Jordan rubbed her temples to soothe the throbbing another sleepless night had caused her. “What invitation?”
Her guest giggled coquettishly. “The, um, personal one.”
Jordan stared at her. “Can you be more specific?”
“Oh! Poetic words always escape me when I most need them,” the woman wailed in response. “If only I’d brought my pen and paper. But I shall do my best to improvise.” She whirled away, deep in thought. Moments later, she turned back. Clutching her breast, she began…
O tonight I have come to you with an amorous fervor in my bosom
Hoping you choose me for the task you have set
O I vow I will gladly lend myself
And twill be a night we’ll not soon forget
O signore, let my softness yield to your—
Jordan took a backward step, shaking her head in disbelief as she realized the drift of the amorous poem. “No. NoNoNo.”

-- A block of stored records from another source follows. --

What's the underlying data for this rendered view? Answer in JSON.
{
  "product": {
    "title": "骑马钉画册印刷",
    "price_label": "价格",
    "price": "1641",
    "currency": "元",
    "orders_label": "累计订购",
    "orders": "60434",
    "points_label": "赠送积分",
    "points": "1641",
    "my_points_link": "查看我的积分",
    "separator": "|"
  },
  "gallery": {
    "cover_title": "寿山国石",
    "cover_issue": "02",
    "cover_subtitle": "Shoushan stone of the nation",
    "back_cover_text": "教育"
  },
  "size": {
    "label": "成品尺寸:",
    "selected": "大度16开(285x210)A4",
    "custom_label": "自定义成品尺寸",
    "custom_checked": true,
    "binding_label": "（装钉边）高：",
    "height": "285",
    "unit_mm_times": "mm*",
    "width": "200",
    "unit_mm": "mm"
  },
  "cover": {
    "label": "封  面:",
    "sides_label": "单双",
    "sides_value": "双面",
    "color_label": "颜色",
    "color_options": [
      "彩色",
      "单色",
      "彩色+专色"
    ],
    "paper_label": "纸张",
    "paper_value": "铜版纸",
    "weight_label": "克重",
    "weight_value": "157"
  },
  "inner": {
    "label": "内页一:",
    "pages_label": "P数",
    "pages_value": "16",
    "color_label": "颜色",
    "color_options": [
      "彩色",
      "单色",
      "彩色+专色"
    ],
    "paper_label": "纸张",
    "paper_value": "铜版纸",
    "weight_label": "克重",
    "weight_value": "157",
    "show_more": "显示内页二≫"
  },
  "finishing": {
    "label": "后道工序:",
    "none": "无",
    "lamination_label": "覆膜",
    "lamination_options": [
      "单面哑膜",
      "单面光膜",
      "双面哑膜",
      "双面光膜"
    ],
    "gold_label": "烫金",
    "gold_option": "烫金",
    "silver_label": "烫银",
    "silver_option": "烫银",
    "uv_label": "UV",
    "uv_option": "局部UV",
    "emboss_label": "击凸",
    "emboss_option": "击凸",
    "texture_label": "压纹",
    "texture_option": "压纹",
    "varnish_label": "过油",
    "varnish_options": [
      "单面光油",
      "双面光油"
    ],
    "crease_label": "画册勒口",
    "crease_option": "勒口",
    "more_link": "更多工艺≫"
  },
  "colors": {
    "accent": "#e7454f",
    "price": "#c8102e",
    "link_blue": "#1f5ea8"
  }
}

The woman straightened, refusing to be deflected so easily. “I know I’m neither young nor pretty. But I have two sisters—both married—and they’ve borne a dozen healthy children between them. So it’s likely I am fertile, though untried.”
For each step back that Jordan took, her visitor took a step forward.
“I’m sorry, but Signore Salerno has misled you and your society,” said Jordan. “I made no invitation asking for a female partner to bear my offspring.”
The woman stopped in her tracks. “You don’t want me?” Hurt filled her face
Jordan spread her hands, exasperated. “It’s not that. You’re quite attractive. It’s just that I’m in love with someone else.”
“Oh. Another woman?”
“Well, no.”
“A man then! But he could never bear your child.” A new determination filled the woman’s face. She rushed to kneel at her feet, and the skirt of her dress rustled and pooled around her on the floor, drawing Jordan’s eyes.
“Give me a chance. Let me tempt you,” she said. Her fingers worked at the fastenings at her throat, ripping them wide to reveal the fleshy rounds of her bosom. “Oh, La Maschera, let me be the answer to your concupiscent dreams.”
“Dreams?” Jordan echoed. An idea came to her as she watched the woman commence to divest herself of clothing. “An interesting choice of words, signorina. Perhaps you
are
the answer to my dreams after all.”
She pulled the woman to stand. “Here, let me help you off with those garments. But let me also suggest another direction you might put your efforts to, which would lend even greater assistance to me.”
When the guard returned an hour later, he found the cloaked visitor waiting by the door. Her hair was in disarray and her clothing crumpled and askew. She ducked her head, avoiding his knowing leer.
“I’m ready to depart,” she told him.
Beyond her, La Maschera stood at the small window, staring aimlessly into the street.
The jailor made a disparaging gesture toward him. “Tiny little prick like that one has. Doubt it made much of an impression on a signorina such as you. I’d offer my services, but I’ve got orders to take you to Signore Salerno.”
The cloaked figure only shrugged.
He peered closely at her. “Not much of a talker, eh? I like that in a woman. Come on, then.”
He opened the door and let her out, then relocked it behind them.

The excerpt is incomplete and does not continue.